The COVID-19 pandemic has underscored the need for repurposing existing drugs to identify cost-effective and widely accessible treatments. This meta-analysis provides valuable insights into the potential role of anthelmintic drugs, particularly ivermectin and mebendazole, in the management of COVID-19. While ivermectin demonstrated some benefits in specific studies, the overall evidence remains inconclusive, warranting further research to establish its optimal dosing and patient selection criteria. Mebendazole, though less studied, showed promising results in reducing viral load and inflammatory markers, making it a potential candidate for further investigation.

Despite these promising findings, the current evidence does not support the widespread clinical use of ivermectin or mebendazole for COVID-19 outside of well-designed clinical trials. Future research should focus on large-scale, multicenter RCTs with standardized dosing regimens and well-defined patient subgroups to clarify the efficacy of these drugs. Mechanistic studies exploring their antiviral and immunomodulatory effects could further enhance our understanding of their therapeutic potential.

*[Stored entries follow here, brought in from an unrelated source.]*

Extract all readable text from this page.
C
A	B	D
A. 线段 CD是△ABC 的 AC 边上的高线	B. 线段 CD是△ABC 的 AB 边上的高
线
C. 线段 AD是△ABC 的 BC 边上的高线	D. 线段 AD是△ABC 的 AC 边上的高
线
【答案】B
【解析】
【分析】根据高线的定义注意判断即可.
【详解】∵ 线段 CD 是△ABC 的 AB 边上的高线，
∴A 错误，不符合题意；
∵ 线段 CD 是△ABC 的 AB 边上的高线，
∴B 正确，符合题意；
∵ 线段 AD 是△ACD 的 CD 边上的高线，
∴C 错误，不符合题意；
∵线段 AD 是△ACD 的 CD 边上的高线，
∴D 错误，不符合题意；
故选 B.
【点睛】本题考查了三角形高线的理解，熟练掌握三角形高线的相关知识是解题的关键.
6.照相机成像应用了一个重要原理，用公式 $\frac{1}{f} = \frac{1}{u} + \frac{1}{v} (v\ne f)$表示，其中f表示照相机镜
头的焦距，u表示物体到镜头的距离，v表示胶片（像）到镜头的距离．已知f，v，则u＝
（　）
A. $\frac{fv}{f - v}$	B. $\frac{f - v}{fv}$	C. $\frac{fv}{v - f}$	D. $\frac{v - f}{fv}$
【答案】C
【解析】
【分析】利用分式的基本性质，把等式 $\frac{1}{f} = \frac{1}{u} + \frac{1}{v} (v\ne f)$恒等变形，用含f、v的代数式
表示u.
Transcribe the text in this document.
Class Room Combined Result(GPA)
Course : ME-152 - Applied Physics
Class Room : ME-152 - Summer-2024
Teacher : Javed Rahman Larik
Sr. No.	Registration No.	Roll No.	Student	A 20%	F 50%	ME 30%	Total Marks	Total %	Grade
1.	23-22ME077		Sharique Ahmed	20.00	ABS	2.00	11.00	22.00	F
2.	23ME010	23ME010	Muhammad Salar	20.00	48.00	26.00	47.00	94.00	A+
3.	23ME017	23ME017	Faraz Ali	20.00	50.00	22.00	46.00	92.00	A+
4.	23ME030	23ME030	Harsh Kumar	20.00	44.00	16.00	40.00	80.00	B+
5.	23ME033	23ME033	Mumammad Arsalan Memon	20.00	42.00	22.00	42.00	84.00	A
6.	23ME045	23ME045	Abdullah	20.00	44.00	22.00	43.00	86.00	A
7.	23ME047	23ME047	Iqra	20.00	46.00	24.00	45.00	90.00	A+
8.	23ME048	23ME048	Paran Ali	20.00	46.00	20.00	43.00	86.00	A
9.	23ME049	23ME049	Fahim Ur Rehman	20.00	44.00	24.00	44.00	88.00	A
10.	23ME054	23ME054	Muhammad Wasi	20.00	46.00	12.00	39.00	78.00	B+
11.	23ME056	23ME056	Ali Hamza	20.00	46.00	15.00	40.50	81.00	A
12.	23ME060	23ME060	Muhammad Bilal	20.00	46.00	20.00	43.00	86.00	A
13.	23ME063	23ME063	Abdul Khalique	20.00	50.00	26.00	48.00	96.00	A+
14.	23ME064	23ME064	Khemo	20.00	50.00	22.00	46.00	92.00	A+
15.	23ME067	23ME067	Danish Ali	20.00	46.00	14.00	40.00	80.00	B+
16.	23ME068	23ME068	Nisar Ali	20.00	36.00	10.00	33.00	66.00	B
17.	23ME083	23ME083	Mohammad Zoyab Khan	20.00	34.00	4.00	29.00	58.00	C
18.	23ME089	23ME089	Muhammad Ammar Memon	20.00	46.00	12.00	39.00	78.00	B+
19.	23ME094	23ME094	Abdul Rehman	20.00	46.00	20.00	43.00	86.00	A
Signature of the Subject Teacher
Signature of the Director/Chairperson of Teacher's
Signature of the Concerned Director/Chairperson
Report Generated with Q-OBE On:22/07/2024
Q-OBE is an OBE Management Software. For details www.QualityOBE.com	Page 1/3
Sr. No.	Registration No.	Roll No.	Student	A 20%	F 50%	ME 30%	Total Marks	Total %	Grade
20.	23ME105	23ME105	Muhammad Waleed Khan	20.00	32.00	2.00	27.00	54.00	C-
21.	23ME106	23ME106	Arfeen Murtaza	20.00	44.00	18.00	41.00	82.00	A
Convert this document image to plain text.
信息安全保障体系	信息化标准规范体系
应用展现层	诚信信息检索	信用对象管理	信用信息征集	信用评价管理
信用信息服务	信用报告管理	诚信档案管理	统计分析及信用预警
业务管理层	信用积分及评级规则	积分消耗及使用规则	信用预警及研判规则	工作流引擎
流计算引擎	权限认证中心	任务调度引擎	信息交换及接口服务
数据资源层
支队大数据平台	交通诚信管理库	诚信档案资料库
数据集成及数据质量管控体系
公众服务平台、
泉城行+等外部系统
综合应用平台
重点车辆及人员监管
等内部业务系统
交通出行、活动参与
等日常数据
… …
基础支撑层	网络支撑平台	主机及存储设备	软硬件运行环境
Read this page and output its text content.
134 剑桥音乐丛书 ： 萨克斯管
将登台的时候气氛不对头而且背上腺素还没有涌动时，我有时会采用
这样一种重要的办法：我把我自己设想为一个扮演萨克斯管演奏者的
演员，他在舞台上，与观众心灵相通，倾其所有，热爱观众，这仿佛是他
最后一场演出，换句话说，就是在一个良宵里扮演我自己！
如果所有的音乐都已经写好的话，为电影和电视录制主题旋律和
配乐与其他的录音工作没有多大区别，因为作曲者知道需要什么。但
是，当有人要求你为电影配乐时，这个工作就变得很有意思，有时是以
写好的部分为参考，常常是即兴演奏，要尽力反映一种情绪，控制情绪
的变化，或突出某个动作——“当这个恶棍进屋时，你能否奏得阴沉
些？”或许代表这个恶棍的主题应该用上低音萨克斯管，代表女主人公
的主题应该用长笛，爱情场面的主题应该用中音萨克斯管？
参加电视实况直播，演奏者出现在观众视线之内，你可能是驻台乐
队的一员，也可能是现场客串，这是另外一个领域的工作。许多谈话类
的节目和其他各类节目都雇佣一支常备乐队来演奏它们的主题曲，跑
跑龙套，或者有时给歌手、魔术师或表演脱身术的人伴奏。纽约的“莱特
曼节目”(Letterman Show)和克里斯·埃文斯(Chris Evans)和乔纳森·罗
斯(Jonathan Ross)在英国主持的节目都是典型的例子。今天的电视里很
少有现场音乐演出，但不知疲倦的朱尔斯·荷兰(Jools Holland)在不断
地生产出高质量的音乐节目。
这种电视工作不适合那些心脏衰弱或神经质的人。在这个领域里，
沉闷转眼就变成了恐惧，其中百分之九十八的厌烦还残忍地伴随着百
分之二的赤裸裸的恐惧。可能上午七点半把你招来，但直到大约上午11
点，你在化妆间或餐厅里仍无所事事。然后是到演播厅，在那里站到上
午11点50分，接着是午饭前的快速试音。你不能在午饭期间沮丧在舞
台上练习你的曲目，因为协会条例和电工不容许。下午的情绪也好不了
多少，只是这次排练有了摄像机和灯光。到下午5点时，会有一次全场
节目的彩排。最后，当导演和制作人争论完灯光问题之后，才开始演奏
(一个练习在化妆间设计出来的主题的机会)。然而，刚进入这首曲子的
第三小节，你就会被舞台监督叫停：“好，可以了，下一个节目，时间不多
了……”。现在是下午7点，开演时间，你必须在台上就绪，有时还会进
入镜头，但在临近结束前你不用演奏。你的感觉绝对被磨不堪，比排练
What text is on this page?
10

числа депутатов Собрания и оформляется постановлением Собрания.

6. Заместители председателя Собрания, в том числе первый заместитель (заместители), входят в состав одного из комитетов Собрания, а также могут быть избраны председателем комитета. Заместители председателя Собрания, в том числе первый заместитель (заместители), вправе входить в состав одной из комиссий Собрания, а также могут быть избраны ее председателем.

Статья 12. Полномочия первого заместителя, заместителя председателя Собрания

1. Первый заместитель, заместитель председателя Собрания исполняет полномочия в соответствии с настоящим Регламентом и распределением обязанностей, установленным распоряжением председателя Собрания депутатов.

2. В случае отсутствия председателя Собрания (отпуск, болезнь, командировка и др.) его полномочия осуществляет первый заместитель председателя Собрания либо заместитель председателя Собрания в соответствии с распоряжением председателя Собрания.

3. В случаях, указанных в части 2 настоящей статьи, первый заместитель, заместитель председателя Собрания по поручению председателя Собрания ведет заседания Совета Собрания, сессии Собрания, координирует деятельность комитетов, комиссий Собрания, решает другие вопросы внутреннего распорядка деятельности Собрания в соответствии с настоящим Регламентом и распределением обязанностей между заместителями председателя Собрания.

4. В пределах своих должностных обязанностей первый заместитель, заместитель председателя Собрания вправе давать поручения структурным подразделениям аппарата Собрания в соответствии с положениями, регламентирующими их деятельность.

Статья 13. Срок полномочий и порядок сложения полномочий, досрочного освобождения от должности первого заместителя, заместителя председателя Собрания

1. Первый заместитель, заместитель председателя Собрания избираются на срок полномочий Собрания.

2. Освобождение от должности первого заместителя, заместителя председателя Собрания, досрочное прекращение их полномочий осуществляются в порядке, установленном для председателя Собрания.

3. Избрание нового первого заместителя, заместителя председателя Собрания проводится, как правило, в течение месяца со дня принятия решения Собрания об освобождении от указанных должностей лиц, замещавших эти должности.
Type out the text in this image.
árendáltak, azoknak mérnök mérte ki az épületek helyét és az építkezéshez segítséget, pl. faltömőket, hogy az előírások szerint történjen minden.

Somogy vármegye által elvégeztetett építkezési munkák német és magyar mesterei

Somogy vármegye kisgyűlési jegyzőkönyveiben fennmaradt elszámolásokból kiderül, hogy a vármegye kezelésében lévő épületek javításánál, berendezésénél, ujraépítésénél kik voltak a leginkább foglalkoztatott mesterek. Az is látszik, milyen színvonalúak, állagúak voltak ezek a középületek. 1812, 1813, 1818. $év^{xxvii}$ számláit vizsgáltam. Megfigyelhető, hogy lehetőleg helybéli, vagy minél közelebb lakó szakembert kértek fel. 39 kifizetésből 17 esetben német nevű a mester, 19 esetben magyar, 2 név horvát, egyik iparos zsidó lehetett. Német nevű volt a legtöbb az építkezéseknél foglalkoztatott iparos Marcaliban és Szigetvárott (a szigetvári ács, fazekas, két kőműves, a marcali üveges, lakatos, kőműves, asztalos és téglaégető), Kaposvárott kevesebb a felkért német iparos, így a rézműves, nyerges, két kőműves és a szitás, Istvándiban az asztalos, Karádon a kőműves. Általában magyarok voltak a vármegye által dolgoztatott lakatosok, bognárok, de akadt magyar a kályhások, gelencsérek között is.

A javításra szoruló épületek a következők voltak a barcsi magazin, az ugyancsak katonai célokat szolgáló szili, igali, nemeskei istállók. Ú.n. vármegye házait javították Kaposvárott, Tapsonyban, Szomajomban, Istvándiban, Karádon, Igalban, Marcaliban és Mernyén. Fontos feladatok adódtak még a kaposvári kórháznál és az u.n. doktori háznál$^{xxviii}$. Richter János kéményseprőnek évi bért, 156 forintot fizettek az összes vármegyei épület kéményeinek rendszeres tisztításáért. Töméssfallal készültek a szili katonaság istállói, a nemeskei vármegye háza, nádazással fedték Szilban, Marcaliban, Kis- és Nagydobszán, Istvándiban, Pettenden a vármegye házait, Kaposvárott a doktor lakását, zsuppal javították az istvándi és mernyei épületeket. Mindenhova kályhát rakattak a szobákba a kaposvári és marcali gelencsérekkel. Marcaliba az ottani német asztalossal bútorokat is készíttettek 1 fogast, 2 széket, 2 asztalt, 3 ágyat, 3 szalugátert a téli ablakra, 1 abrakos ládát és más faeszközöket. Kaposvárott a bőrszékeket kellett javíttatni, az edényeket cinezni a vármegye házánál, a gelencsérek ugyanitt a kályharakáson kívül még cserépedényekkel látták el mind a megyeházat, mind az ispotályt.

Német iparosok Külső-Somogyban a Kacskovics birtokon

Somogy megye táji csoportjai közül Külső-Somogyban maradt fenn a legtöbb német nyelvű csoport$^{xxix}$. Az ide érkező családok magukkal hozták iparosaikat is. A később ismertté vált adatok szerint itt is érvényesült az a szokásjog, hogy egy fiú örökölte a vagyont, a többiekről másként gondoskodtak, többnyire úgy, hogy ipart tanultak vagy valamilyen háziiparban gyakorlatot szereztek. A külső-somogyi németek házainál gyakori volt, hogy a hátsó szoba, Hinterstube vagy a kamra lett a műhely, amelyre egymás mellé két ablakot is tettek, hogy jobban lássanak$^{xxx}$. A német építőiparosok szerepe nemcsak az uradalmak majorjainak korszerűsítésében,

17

From a clinical and policy perspective, while ivermectin and mebendazole may offer an affordable option in resource-limited settings, their use should be guided by clinical judgment and evidence-based guidelines. Policymakers should prioritize funding for further research to validate these findings, ensuring that any potential benefits are realized in a safe and effective manner.

In summary, this meta-analysis highlights the complexities of repurposing anthelmintic drugs for COVID-19 treatment. While preliminary data suggest potential benefits, particularly for mebendazole, substantial evidence gaps remain. Addressing these gaps through well-structured clinical trials will be crucial in determining whether these drugs can play a meaningful role in the ongoing fight against COVID-19.